With sore throats raging in the house and sub-teen weather that just won't quit, I've been brewing so many cups of tea I feel like a geisha. One afternoon I realized I'd used up every tea cup and coffee mug in the house save one--a somewhat misshapen white ceramic mug with a red band around its base and the following words imprinted on its side: I LOVE YOU with all your imperfeckshuns.
The mug, originally filled with Red Hots and cinnamon Gummie Bears, was a Valentine's Day gift from my husband a few years ago. (Loved the candy; have real mixed feelings about the cup. Not to mention the mixed feelings I have about Valentine's Day in general; more on that later. But back to the cup.) While the sentiment is a lovely one--my husband loves me even though I forget to wipe away stray strands of hair from the sink or that I still haven't taken his sweater to the reweavers to be repaired, or that I do not always hold my tongue when it would be wiser to clam up, or that after twenty years of marriage I don't always compromise with a lot of grace--the misshapen cup says that, despite all that, my husband still loves me.
But on cranky days I look at that cup, with its creases that remind me of the collapsing of my own once-firm flesh, and I get ticked off. Was this mug really a gift or a passive-aggressive dig that says, "Enough with the messy sink, get organized." Or "Can't you give a little, too?" Does true love mean we don't see our beloved's imperfections? Or does it mean we see them, and then see through them? Or does loving one another mean we are honest about our foibles and celebrate the fact that they don't get in the way of our affection and commitment?
Yes, yes, and yes.
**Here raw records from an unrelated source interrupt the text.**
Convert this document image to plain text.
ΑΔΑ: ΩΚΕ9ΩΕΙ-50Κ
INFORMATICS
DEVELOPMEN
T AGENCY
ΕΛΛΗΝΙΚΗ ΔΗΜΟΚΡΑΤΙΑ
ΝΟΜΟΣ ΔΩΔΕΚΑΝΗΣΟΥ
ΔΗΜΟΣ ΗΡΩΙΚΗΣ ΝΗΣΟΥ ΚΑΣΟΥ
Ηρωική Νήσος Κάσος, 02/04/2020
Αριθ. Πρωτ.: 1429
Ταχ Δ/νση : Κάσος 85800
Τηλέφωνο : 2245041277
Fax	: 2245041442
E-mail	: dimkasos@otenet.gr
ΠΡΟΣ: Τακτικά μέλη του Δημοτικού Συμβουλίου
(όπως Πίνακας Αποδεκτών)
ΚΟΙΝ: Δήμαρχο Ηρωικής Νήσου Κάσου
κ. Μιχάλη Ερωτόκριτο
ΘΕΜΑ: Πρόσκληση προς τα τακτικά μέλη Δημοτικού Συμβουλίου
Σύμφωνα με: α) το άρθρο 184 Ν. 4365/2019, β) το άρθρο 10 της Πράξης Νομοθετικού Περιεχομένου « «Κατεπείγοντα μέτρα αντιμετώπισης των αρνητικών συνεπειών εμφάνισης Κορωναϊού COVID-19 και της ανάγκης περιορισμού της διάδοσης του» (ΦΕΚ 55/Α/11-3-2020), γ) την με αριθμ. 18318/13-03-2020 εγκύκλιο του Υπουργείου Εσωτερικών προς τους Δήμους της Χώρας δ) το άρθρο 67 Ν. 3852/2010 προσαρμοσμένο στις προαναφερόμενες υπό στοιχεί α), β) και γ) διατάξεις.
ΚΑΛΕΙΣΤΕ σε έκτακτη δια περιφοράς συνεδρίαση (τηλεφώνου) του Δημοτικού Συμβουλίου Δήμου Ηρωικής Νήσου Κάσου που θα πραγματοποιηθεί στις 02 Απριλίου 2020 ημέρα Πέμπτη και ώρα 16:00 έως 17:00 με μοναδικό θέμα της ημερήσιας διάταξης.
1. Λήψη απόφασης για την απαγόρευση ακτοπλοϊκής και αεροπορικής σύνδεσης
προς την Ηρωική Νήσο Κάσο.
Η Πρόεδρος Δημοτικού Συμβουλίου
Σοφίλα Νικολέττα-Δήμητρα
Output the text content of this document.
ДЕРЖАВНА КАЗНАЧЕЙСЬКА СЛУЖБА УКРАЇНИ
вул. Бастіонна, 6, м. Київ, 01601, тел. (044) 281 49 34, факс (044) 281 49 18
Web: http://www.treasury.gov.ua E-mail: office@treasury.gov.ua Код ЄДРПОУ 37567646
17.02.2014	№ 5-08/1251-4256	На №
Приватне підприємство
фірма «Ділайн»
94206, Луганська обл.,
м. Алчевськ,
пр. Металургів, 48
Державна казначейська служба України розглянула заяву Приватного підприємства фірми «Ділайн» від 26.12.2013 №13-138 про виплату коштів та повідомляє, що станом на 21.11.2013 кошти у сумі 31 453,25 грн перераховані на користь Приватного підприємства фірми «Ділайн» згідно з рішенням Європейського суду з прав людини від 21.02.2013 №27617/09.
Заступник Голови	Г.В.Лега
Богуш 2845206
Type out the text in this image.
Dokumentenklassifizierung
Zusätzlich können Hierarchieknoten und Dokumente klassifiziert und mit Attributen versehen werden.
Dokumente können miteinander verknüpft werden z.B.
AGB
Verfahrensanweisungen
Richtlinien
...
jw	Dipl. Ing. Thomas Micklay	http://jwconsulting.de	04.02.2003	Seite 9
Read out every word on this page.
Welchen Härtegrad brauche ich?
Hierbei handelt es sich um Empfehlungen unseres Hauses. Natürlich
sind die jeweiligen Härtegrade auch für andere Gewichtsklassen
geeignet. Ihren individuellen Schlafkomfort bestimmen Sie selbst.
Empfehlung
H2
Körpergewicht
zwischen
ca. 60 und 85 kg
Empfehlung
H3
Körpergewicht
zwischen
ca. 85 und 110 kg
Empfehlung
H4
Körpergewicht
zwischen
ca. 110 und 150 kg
Real love--not hearts-and-flowers-infatuation that is passed off as love--is all of these things and more. It is overlooking shortcomings. It is working hard to be a better partner. It is blearily starting the day after having been up with teething toddlers and vomiting preschoolers and smiling at one another in that special way. It's parenting teenagers who overnight have morphed from one's flesh and blood into aliens.